Abigail Fisher, a white student denied entrance to the University of Texas, was allowed to challenge the affirmative action policies of the university even after she had graduated from another college and admitted she would never again apply to UT. Massachusetts was allowed to sue the Environmental Protection Agency over its failure to issue certain regulations based on the highly speculative claim that the coastline of that state might in the future be damaged by global warming. Environmental groups were allowed to challenge federal limitations on nuclear-power-company liability even though no accident had occurred and the plant in question hadn't been built yet.
In all three of these cases, the plaintiffs' claims of injury were flimsy at best but the Supreme Court decided that the public interest required that the cases be heard.

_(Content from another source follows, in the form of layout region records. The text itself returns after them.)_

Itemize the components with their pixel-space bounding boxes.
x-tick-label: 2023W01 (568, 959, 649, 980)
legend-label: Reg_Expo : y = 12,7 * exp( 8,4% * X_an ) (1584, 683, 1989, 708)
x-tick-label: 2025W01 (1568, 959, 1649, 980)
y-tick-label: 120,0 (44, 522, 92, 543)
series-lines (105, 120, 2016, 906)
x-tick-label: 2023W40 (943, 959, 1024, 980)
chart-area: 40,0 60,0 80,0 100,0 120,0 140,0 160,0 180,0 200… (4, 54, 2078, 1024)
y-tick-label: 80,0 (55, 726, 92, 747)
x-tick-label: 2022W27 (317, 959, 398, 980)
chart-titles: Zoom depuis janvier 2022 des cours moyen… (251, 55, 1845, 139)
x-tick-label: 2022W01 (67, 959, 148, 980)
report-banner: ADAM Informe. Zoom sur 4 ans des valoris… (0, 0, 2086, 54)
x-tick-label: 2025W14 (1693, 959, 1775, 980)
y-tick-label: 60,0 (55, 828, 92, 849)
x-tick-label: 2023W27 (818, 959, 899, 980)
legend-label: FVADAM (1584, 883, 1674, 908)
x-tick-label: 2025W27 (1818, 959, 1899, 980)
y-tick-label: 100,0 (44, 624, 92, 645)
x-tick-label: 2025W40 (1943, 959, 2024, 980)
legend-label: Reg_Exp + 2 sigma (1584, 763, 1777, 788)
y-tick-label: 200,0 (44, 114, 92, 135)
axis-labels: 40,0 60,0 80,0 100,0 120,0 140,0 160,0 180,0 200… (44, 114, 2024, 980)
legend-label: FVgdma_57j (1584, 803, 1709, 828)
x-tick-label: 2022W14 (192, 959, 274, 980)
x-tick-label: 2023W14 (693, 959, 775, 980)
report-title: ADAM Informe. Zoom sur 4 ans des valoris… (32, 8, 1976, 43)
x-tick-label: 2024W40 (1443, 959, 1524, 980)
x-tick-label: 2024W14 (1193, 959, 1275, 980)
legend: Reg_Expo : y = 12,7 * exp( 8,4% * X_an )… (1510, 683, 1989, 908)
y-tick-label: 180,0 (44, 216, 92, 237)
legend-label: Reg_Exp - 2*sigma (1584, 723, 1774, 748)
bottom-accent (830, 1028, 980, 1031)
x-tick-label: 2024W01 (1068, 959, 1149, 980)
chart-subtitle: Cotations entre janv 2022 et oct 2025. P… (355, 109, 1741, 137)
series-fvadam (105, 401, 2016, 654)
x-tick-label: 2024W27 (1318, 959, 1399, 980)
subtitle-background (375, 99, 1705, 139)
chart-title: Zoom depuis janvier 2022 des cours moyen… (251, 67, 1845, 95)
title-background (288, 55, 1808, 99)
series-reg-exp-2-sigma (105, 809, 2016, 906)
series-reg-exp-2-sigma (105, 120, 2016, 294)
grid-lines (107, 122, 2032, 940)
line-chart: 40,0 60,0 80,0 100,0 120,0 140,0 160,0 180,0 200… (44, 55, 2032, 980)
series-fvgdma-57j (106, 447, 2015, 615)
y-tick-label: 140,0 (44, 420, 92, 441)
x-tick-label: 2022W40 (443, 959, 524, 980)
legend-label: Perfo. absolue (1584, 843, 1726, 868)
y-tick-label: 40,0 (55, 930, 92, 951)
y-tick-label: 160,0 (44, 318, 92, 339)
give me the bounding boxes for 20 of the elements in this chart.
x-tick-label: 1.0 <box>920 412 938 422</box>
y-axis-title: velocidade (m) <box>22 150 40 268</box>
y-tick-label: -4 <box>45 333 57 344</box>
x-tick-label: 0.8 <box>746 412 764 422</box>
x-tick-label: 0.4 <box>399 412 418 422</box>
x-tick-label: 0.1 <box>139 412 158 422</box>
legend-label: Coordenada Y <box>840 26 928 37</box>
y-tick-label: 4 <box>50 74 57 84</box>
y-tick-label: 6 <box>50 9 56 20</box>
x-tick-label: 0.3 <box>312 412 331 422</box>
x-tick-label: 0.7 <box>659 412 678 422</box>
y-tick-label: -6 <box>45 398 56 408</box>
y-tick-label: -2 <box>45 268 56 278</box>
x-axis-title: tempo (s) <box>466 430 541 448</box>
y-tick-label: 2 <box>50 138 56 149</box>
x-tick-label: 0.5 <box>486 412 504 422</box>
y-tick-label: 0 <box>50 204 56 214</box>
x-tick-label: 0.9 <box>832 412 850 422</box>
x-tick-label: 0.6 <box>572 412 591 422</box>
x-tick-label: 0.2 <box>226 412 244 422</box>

CREW's complaint alleges that "never before have the people of the United States elected a President with business interests as vast, complicated, and secret as those of Donald J. Trump. Now that he has been sworn into office as the 45th President of the United States, those business interests are creating countless conflicts of interest, as well as unprecedented influence by foreign governments, and have resulted and will further result in numerous violations of Article I, Section 9, Clause 8 [ the emoluments clause] of the United States Constitution."
This lawsuit presents important, fundamental and time-sensitive issues of national public policy that should be resolved by the courts of the United States. A judge, or judges, willing to do so can easily find the law necessary to justify hearing this case, and the national interest requires exactly that result.
Eric J. Segall, a law professor at Georgia State University, is the author of "Supreme Myths: Why the Supreme Court Is Not a Court and Its Justices Are Not Judges."